NT-proBNP maintains its independent prognostic value up to 40 kg/m² BMI, and lower optimal risk-prediction cutoffs are observed in overweight and obese patients.

中文翻译：

NT-proBNP 用于心力衰竭风险预测

目标

本研究的目的是评估 N 末端 B 型利钠肽前体 (NT-proBNP) 的预测能力和跨体重指数 (BMI) 类别的心力衰竭 (HF) 的决策截止值。

背景

NT-proBNP 浓度可预测 HF 的结果。虽然 BMI 对降低 NT-proBNP 水平的影响是已知的，但肥胖对预后价值的影响仍不确定。

方法

分析了来自 BIOS（心力衰竭门诊研究中的生物标志物）联盟的个人数据。

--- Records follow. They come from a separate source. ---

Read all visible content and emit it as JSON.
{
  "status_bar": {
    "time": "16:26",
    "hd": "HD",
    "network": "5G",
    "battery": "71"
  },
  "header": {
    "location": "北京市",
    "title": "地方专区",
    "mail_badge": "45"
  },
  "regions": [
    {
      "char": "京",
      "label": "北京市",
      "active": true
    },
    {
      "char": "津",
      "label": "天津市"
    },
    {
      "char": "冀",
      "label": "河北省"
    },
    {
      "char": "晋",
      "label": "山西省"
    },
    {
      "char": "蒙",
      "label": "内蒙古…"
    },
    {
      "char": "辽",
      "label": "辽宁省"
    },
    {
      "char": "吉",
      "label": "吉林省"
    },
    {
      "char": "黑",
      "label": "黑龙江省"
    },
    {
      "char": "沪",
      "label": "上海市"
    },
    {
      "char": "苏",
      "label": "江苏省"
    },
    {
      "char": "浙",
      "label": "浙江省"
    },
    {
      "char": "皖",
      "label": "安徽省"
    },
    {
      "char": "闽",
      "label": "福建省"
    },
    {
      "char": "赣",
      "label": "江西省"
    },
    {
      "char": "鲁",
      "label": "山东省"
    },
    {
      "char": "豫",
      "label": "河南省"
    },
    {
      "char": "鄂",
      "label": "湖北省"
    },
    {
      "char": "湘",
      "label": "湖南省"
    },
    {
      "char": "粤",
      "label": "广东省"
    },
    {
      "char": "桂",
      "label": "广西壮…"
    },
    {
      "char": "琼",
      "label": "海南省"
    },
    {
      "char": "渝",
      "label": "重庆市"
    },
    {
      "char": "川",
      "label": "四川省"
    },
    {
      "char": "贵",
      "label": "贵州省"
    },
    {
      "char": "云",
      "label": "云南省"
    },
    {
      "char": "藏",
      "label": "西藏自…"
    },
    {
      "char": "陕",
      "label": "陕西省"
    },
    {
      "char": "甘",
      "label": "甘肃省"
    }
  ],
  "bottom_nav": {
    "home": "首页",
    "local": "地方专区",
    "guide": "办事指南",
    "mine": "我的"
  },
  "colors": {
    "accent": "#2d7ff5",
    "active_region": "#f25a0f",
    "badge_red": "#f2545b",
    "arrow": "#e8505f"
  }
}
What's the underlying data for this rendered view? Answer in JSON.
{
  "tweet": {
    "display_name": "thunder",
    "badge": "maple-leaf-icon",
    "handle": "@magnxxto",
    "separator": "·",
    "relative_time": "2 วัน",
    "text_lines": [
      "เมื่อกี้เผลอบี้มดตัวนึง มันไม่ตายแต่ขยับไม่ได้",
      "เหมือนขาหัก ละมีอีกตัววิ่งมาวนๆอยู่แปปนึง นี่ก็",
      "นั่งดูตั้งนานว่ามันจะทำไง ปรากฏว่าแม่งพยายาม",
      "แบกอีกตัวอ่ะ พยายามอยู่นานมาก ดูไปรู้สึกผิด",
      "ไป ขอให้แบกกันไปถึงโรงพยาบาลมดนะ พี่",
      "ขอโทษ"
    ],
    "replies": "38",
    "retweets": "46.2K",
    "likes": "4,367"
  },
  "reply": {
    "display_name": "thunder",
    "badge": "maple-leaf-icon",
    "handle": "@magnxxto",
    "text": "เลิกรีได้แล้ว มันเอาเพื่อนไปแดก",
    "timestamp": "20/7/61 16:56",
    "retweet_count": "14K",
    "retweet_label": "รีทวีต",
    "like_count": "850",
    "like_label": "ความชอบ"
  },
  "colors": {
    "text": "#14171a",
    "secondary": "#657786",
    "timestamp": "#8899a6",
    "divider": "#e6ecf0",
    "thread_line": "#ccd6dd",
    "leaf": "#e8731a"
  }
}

稳定型心衰患者分为体重过轻（BMI <18.5 kg/m ²）、体重正常（BMI 18.5-24.9 kg/m ²）、超重（BMI 25-29.9 kg/m ²）和轻度（BMI 30-34.9 kg/m ²）、中度（BMI 35-39.9 kg/m ²）或严重（BMI ≥40 kg/m ²）肥胖。NT-proBNP 对全因和心源性死亡终点的预后作用进行了测试。

结果

研究人群包括 12,763 名患者（平均年龄 66 ± 12 岁；25% 女性；平均左心室射血分数 33% ± 13%）。大多数患者超重（n = 5,176），其次是体重正常（n = 4,299）、轻度肥胖（n = 2,157）、中度肥胖（n = 612）、重度肥胖（n = 314）和体重不足（n = 205））。NT-proBNP 与 BMI 呈负相关（β = –0.174 for 1 kg/m ² ; P <0.001)。将 NT-proBNP 添加到临床模型可改善 BMI 类别的风险预测，但严重肥胖的患者除外。5 年全因死亡预测 NT-proBNP 的最佳截断值随着 BMI 增加而降低（3,785 ng/L、2,193 ng/L、1,554 ng/L、1,045 ng/L、755 ng/L 和 879 ng /L，分别适用于体重过轻、正常体重、超重和轻度、中度和重度肥胖患者），女性高于男性。